Plaintiff contends that defendants breached the duty to provide a safe workplace as required by § 9 of MIOSHA, MCL 408.1009, and by administrative regulations enacted under MIOSHA. In Michigan, the violation of a statute creates a rebuttable presumption of negligence, and the violation of an administrative regulation constitutes evidence of negligence. Candelaria v. B C Gen. Contractors, Inc., 236 Mich.App. 67, 82 n. 5, 600 N.W.2d 348 (1999). However, MIOSHA and the regulations enacted under MIOSHA apply only to the relationship between employers and employees and therefore do not create duties that run in favor of third parties. See Davis v. Link, Inc., 195 Mich.App. 70, 73, 489 N.W.2d 103 (1992). Accordingly, MIOSHA does not impose a statutory duty in favor of third parties in the negligence context. Ghaffari v. Turner Constr. Co. (On Remand), 268 Mich.App. 460, 461, 708 N.W.2d 448 (2005). Nor do administrative regulations enacted under MIOSHA impose duties in favor of third parties in the negligence context. Ghaffari v. Turner Const. Co., 259 Mich.App. 608, 613, 676 N.W.2d 259 (2003), rev'd on other grounds 473 Mich. 16, 699 N.W.2d 687 (2005). Neither MIOSHA nor the administrative regulations enacted under it imposed a duty on defendants running in favor of plaintiff. Plaintiff may not rely on MIOSHA and the MIOSHA regulations to escape application of the open and obvious danger doctrine in this premises liability case.[2]

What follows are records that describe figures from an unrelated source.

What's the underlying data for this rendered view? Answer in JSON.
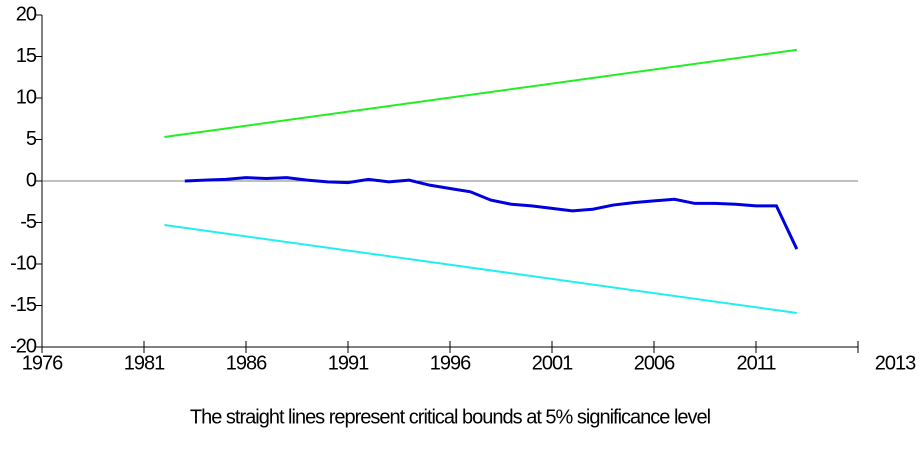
{
  "chart_data": {
    "type": "line",
    "caption": "The straight lines represent critical bounds at 5% significance level",
    "x_end_label": "2013",
    "xlim": [
      1976,
      2016
    ],
    "xticks": [
      1976,
      1981,
      1986,
      1991,
      1996,
      2001,
      2006,
      2011
    ],
    "ylim": [
      -20,
      20
    ],
    "yticks": [
      -20,
      -15,
      -10,
      -5,
      0,
      5,
      10,
      15,
      20
    ],
    "hline": 0,
    "series": [
      {
        "color": "#0000dd",
        "x": [
          1983,
          1984,
          1985,
          1986,
          1987,
          1988,
          1989,
          1990,
          1991,
          1992,
          1993,
          1994,
          1995,
          1996,
          1997,
          1998,
          1999,
          2000,
          2001,
          2002,
          2003,
          2004,
          2005,
          2006,
          2007,
          2008,
          2009,
          2010,
          2011,
          2012,
          2013
        ],
        "values": [
          0,
          0.1,
          0.2,
          0.4,
          0.3,
          0.4,
          0.1,
          -0.1,
          -0.2,
          0.2,
          -0.1,
          0.1,
          -0.5,
          -0.9,
          -1.3,
          -2.3,
          -2.8,
          -3.0,
          -3.3,
          -3.6,
          -3.4,
          -2.9,
          -2.6,
          -2.4,
          -2.2,
          -2.7,
          -2.7,
          -2.8,
          -3.0,
          -3.0,
          -8.2
        ]
      },
      {
        "color": "#22ee22",
        "x": [
          1982,
          2013
        ],
        "values": [
          5.3,
          15.8
        ]
      },
      {
        "color": "#22eeee",
        "x": [
          1982,
          2013
        ],
        "values": [
          -5.3,
          -15.9
        ]
      }
    ]
  }
}
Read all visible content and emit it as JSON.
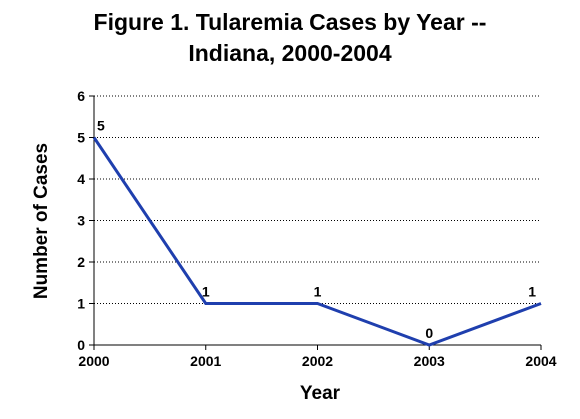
{
  "chart_data": {
    "type": "line",
    "title_lines": [
      "Figure 1. Tularemia Cases by Year --",
      "Indiana, 2000-2004"
    ],
    "xlabel": "Year",
    "ylabel": "Number of Cases",
    "x": [
      "2000",
      "2001",
      "2002",
      "2003",
      "2004"
    ],
    "y_ticks": [
      "0",
      "1",
      "2",
      "3",
      "4",
      "5",
      "6"
    ],
    "ylim": [
      0,
      6
    ],
    "series": [
      {
        "values": [
          5,
          1,
          1,
          0,
          1
        ],
        "color": "#1f3fae"
      }
    ],
    "data_labels": [
      "5",
      "1",
      "1",
      "0",
      "1"
    ],
    "grid": "horizontal dotted",
    "legend": "none"
  }
}
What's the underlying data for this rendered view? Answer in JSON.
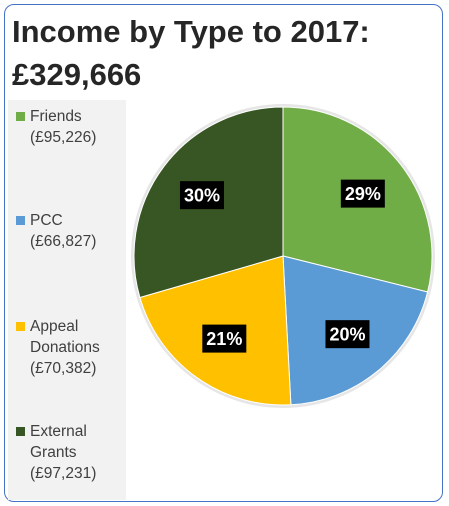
{
  "chart_data": {
    "type": "pie",
    "title": "Income by Type to 2017: £329,666",
    "start_angle_deg": 90,
    "direction": "clockwise",
    "legend_position": "left",
    "slices": [
      {
        "label": "Friends",
        "legend_text": "Friends\n(£95,226)",
        "value": 95226,
        "percent_label": "29%",
        "color": "#70ad47"
      },
      {
        "label": "PCC",
        "legend_text": "PCC\n(£66,827)",
        "value": 66827,
        "percent_label": "20%",
        "color": "#5b9bd5"
      },
      {
        "label": "Appeal Donations",
        "legend_text": "Appeal\nDonations\n(£70,382)",
        "value": 70382,
        "percent_label": "21%",
        "color": "#ffc000"
      },
      {
        "label": "External Grants",
        "legend_text": "External\nGrants\n(£97,231)",
        "value": 97231,
        "percent_label": "30%",
        "color": "#375623"
      }
    ]
  }
}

Even viewing the evidence in the light most favorable to plaintiff, no record could be developed on which reasonable minds could differ regarding defendants' duty in this case. The crushed grapes on which plaintiff slipped were open and obvious as a matter of law, and plaintiff has not sufficiently supported his claims that the open and obvious danger doctrine should not apply. The trial court properly granted summary disposition in favor of defendants pursuant to MCR 2.116(C)(10). See Spagnuolo v. Rudds # 2, Inc., 221 Mich.App. 358, 361, 561 N.W.2d 500 (1997).

Affirmed.

NOTES

[1] Neither the record nor the briefs contain any indication that the International Property Maintenance Code had been adopted by the municipality where plaintiff's accident occurred. Likewise, we find no support for plaintiff's assertion that a violation of the International Property Maintenance Code is equivalent to a violation of state statute. Nonetheless, we will address plaintiff's code-based arguments for purposes of this appeal.

[2] We also note that MIOSHA does not provide an independent tort remedy. White v. Chrysler Corp., 421 Mich. 192, 199 n. 7, 364 N.W.2d 619 (1984).